I kid you not, like a slow motion made-for-TV drama, this police officer in a marked SUV squad car flew onto the street, pulling in sideways, his brakes screeching as he swerved across lanes. Stopping a foot from my bumper, he blocked my path.
HE THEN PULLED OUT HIS GUN. And began screaming.
The good news: the gun and screaming weren’t directly at me.
The bad news: he and his car were so close to me, I could have reached out and nearly touched him from my window.
Within 10-20 seconds there wasn’t just one police officer or police car — there were 4-5, all screaming, guns drawn, pointing at a jeep with 3-4 people in it that was DIRECTLY behind my car.

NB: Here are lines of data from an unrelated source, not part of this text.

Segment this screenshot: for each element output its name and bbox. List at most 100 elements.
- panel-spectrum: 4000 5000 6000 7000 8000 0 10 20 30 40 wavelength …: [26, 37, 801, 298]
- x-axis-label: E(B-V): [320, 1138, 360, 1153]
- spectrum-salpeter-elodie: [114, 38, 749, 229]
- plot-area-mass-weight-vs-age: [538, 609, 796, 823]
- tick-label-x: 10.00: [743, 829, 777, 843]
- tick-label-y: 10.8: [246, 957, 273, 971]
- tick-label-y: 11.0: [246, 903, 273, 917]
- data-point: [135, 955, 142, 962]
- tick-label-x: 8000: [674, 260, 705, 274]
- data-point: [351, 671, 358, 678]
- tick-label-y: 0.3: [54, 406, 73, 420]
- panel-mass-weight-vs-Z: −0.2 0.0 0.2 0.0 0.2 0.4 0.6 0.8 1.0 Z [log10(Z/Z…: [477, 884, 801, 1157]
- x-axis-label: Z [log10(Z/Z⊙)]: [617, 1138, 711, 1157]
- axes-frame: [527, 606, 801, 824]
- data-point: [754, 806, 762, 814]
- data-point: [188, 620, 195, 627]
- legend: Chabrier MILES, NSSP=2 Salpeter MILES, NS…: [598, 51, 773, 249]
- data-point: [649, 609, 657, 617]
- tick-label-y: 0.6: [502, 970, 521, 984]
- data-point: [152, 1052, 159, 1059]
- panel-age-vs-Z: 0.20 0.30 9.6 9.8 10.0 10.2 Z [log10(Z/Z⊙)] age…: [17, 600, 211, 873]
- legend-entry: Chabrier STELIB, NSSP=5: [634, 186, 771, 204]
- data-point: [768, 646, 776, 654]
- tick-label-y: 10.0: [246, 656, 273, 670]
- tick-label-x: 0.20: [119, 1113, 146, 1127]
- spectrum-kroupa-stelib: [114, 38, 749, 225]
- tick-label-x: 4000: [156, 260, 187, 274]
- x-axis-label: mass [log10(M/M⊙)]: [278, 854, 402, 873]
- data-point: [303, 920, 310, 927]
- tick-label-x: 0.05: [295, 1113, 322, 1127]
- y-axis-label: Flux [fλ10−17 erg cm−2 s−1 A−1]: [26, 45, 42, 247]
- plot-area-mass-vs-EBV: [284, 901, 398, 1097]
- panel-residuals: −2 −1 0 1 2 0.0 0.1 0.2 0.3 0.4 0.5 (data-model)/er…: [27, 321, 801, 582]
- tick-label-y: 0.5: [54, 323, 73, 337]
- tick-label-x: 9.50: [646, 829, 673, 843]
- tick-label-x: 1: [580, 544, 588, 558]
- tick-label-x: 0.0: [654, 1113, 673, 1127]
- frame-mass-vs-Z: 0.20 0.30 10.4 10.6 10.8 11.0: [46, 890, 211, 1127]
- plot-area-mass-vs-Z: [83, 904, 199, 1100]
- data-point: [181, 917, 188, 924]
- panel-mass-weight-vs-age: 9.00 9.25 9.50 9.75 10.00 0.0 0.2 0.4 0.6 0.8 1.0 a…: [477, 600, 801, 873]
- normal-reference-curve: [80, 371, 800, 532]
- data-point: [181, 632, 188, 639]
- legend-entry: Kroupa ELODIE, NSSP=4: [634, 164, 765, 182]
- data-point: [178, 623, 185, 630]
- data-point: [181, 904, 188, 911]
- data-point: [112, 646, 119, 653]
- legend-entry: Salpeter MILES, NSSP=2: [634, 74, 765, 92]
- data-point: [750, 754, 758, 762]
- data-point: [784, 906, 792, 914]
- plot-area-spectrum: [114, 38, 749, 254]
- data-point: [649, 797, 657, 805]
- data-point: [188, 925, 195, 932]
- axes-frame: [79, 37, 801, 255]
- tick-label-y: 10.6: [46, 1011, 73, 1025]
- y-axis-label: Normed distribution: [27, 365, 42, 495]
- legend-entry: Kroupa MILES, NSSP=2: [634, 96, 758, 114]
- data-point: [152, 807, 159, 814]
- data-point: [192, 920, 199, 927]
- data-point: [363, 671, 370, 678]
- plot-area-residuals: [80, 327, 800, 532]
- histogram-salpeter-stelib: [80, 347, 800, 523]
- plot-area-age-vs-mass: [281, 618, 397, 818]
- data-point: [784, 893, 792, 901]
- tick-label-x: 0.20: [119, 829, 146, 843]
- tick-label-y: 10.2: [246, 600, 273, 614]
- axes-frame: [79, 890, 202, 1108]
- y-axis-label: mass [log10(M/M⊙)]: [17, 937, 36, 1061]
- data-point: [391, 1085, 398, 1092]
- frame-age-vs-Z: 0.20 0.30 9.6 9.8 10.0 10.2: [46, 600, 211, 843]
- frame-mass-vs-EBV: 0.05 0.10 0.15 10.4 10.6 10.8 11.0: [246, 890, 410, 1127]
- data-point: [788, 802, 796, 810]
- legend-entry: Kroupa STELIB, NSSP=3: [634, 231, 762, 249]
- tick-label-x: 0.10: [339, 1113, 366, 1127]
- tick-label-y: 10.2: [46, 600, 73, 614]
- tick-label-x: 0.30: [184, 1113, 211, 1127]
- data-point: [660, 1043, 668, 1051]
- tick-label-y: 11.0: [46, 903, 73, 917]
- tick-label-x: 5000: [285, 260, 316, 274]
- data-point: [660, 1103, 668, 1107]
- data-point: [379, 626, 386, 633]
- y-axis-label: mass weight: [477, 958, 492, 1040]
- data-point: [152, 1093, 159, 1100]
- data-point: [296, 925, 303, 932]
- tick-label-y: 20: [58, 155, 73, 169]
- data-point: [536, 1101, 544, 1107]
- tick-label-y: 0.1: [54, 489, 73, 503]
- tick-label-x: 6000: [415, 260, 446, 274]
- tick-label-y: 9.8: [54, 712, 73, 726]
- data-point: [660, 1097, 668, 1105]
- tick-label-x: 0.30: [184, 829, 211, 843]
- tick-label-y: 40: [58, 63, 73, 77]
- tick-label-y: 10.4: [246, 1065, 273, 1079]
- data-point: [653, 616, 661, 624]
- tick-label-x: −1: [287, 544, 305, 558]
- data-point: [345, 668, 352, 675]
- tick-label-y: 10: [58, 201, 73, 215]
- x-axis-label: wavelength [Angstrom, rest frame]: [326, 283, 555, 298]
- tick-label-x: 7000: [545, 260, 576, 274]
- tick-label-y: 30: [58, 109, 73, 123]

So let me remind you, I pulled towards the end of the street, police car blocks me in, jeep behind me pulls closer to me, police car pulls in behind jeep, another police car pulls up behind car in front of me, and then another to the other side in front of me. All officers are screaming for the guys to get out, with guns drawn.
Yes, that put’s me squarely in the middle of this “altercation,” as we might call it, a situation I had no need or desire to be in the middle of.
As this thing plays out, my heart rate had gone…say, up a few beats. I rolled my window down and as calmly as I could, asked the officer in front of me if I could “leave now.”
He chuckled, and said, “Just a minute.” Yeah, I laughed too. What else do I do… #besidespeemypants
Right. The officer eventually walks past my car, the guys in the jeep are all taken out of it (not that I saw most of it…I had my head down as far as I could get it)
He taps on the trunk of the car like a coach giving a pat to his player after a good play and says, “Have a great day. You can go now.”
Get me the hell out of here!!!
I will be honest: I took a couple turns, driving slowly, counting my blessings and wondering what I had gotten myself into.
I know of quite a few investors who own properties over in that area, and who knows, maybe they never had that kind of experience. But it was enough for me. I even had the “do I really want to be in this business” conversation with myself.
Who am I kidding, of course I do.
Just NOT is this neighborhood.
1. Do Your Homework
If it isn’t you, have someone that you trust who will give you actual feedback about the subject property, the surrounding properties and the overall neighborhood.
Make sure you understand what you are getting into before you buy it. It’s a lot easier to drive away(once the police officer lets you pass) than to deal with a bad house, bad neighborhood or bad tenant.
2. Don’t Get Discouraged
It’s a fact: we spend a lot of time looking at properties we will never buy. Or, let me say, you SHOULD be looking at a lot of properties in order to find the good ones. And get your method down. And know what you are looking for.
Just like this instance, the house could be in the wrong part of town. In this particular situation, I found somewhere I didn’t want to be — but that doesn’t mean that my real estate business is bad or that my intentions weren’t good. Just take it as another life lesson, another time for learning, another time you moved on with another tool in your real estate tool box.
3. Be Safe
I have to say, I thought of my kiddos and wife as I was sitting there hoping that no real bullets would fly.
And believe me, I was scared out of my brains to be sitting in the middle of something I had nothing to do with. I don’t know if there is really something in THAT situation I could have done differently, but overall, we have to be very vigilant.
When you look into vacant properties, make sure you survey the outside and check out the neighbors. Are there people scoping the house, scoping the neighborhood? Be careful.
Once you are inside the house, if you are by yourself, make sure you check how you would get out of the house. Know the exits. It’s just a matter of being careful and knowing how to care for yourself. This is not just for a C-class neighborhood; it’s for any house that has vacant for a while. Believe me…I’ve seen those broken into too.
So bring it! What are your crazy police or vacant property stories? What else can we learn from our community here as we learn to be better investors?